Jared Kushner 'may have to take a leave of absence' from the White House following Russia revelation

There are few people Mr Trump trusts more than his eldest daughter and her husband: Reuters
There are few people Mr Trump trusts more than his eldest daughter and her husband: Reuters

As the White House scrambles to deal with the fallout from the latest revelations about contact between Donald Trump’s campaign team and Russia, there is said to be mounting that talk that his favoured advisor, Jared Kushner, may have to take a leave of absence.

Mr Trump returned to Washington after a nine-day overseas tour and immediately went on the offensive, saying the leaks coming out of his administration were “fabricated lies’ invented by the media.
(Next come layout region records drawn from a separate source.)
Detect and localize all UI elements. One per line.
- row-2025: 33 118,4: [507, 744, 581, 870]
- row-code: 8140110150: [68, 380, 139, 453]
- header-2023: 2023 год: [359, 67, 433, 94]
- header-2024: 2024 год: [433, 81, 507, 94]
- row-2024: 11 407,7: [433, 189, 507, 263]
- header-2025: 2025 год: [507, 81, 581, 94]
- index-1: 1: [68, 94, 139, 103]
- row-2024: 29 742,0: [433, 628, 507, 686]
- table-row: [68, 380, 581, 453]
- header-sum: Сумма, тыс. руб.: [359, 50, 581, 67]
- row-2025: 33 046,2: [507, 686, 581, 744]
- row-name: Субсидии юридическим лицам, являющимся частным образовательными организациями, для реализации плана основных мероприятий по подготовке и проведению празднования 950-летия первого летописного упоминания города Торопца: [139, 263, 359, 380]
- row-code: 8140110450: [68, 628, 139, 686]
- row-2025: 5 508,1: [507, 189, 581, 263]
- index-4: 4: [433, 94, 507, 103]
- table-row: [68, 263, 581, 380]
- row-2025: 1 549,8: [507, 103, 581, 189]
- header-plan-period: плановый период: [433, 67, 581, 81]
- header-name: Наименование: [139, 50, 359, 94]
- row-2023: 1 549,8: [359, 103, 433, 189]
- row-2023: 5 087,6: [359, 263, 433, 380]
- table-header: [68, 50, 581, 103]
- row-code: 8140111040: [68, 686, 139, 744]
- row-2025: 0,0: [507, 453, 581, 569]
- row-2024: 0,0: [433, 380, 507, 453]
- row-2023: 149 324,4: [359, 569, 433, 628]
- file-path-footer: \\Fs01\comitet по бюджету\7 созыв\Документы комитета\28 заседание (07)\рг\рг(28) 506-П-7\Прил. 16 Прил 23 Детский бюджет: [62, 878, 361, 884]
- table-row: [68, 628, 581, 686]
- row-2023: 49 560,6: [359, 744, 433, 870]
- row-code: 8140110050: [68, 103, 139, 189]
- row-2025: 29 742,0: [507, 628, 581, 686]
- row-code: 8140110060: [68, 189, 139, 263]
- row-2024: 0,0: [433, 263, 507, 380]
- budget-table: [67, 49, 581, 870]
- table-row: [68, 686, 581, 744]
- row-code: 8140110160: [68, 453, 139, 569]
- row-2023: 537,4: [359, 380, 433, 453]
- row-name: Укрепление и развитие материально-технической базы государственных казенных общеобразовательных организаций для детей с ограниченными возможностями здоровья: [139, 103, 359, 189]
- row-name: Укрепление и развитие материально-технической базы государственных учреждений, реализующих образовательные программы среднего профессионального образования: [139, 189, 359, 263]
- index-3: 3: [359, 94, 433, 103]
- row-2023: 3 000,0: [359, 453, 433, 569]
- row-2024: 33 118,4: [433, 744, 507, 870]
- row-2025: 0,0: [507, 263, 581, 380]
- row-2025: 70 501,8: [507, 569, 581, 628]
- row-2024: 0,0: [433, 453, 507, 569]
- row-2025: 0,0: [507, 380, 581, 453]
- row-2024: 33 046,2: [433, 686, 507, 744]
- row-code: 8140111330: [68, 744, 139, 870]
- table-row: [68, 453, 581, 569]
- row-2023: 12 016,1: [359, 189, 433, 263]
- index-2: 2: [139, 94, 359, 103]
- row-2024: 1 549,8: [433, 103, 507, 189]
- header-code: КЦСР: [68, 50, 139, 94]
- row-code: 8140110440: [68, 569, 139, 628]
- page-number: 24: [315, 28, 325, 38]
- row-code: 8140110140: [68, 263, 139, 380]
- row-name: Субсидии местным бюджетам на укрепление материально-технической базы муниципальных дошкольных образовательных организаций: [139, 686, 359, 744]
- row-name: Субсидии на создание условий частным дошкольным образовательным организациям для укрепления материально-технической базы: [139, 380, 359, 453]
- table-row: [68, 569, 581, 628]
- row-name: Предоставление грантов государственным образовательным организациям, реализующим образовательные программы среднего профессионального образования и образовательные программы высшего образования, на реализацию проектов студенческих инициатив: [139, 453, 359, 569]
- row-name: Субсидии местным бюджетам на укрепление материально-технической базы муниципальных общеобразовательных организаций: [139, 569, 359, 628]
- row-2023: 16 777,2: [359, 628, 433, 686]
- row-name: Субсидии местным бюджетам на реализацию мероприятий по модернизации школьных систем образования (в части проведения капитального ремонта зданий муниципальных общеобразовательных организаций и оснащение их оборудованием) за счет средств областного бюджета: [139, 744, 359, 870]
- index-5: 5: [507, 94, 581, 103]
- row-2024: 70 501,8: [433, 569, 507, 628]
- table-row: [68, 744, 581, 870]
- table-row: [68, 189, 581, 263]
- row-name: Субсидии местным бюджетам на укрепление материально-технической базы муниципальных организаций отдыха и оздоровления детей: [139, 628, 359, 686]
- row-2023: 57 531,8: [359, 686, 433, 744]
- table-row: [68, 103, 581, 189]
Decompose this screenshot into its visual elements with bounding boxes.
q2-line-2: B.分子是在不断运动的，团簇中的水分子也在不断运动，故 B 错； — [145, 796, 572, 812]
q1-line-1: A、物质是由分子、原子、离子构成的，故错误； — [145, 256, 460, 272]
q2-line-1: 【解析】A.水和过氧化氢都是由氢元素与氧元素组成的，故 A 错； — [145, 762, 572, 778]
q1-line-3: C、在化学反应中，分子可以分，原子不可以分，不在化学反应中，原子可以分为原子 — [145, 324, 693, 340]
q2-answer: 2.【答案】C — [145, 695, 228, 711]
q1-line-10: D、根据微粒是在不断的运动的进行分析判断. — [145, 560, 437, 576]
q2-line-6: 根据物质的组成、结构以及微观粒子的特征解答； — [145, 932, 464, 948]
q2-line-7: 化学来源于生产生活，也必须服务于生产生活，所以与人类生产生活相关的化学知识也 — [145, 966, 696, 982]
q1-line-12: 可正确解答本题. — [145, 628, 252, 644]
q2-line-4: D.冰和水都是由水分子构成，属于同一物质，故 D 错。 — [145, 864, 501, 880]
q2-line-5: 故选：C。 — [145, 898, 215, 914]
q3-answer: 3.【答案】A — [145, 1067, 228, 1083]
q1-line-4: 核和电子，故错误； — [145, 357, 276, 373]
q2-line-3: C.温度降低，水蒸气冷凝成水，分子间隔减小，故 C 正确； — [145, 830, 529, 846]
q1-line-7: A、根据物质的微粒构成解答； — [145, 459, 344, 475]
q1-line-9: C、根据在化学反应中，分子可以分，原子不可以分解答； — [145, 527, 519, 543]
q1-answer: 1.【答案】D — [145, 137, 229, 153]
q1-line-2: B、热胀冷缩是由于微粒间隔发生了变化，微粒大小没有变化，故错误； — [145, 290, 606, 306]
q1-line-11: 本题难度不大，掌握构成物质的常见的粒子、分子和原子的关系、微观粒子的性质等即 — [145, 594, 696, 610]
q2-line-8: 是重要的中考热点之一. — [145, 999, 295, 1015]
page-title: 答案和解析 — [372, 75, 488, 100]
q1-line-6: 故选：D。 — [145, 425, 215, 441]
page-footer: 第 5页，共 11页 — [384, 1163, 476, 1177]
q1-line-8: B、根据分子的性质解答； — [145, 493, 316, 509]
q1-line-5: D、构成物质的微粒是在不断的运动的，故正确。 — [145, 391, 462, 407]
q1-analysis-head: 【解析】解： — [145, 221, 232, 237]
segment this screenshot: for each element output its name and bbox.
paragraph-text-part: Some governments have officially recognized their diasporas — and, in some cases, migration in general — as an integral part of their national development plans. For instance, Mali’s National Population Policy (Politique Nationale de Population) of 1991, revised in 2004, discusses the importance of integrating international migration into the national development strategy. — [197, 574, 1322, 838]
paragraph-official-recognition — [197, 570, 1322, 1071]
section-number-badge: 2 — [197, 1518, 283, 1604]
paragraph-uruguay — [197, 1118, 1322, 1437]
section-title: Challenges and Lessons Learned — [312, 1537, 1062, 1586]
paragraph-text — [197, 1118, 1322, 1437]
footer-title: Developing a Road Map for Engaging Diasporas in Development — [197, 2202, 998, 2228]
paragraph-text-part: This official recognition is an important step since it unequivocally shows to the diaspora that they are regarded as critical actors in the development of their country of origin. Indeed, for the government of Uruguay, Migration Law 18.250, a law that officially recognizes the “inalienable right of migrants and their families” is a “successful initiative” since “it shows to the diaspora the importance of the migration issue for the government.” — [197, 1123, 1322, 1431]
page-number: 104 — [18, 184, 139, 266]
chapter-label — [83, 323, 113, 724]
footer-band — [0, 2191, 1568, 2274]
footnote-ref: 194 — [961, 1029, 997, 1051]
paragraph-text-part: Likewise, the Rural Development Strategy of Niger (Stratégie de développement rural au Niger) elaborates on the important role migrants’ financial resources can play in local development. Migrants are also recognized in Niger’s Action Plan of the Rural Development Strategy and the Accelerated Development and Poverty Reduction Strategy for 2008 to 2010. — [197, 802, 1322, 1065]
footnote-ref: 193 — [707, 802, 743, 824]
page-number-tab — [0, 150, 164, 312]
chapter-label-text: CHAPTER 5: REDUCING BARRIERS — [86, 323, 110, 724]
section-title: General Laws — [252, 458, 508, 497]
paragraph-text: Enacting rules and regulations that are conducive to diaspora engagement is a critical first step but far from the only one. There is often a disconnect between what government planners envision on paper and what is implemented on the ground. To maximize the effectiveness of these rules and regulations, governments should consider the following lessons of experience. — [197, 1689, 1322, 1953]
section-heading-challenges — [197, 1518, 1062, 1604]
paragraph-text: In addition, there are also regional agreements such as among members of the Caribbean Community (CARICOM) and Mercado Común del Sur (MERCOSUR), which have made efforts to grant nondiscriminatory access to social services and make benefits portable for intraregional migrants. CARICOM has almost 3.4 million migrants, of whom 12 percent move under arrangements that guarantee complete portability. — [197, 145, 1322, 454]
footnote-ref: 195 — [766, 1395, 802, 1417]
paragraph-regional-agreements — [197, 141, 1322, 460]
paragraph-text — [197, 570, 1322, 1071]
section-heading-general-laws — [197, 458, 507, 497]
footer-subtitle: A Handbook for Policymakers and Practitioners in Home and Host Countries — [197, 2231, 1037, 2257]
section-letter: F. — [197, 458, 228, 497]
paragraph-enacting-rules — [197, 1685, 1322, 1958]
Yet as the President was said to have met with his own criminal defence lawyer who is helping him deal with the FBI’s probe into possible collusion between his team and Moscow alleged effort to influence the election, increasing attention was being paid to Mr Kushner’s future.

Last week, it was confirmed the 36-year-old, who is married to Mr Trump’s eldest daughter, Ivanka, was the focus of the FBI’s ongoing investigation.

It was then reported that Mr Kushner had last year asked the Russian Ambassador to the US to establish a secret back channel using Russia’s communication systems to enable the Trump transition team to talk to Moscow.

Speaking on ABC’s This Week, Chief White House correspondent Jon Karl said there had been a lot of talk of a shake-up, now that Mr Trump had returned to Washington. He said there was also a big question as to what role Mr Kushner should have.

“There is no advisor closer to the president - his office goes - opens right into the Oval Office. He has taken on a portfolio bigger than anybody in the West Wing,” he said.

“And you hear people now, very close to the president, openly saying that it is too much, that he now finds himself at the centre of this investigation, even if he is ultimately completely cleared, he is at the centre of this investigation right now.”

He added: “And you hear people close to the president quietly saying, is it too much and is it time for Jared to take a step back, maybe even take a leave of absence from the White House.”

There are few people Mr Trump trusts than his son-in-law. Even though his background was in real estate and not politics, Mr Kusher was placed at the head Mr Trump’s election campaign. After his surprise victory, Mr Trump insisted that he and Ivanka Trump take up jobs within the West Wing of the White House.

Mr Kushner has been widely criticised for his alleged request to the Russians to establish a backchannel. At the very least, people said, he had been extremely naive; others were more blunt.

Former CIA Director Mike Hayden, said: “What manner of ignorance, chaos, hubris, suspicion, contempt would you have to have had to think that doing this with the Russian ambassador was a good or appropriate idea?”

But Mr Kushner was defended by John Kelly, Mr Trump’s Homeland Security secretary, who said his actions had been appropriate.

“Any information flow into the government and then considered by the government, I won’t criticise that,” Mr Kelly said. “All of these lines of communication are a positive thing, in my opinion.”

Mr Kushner has yet to publicly comment on the revelations. Through his lawyer, he has repeated an offer to cooperate with official investigators.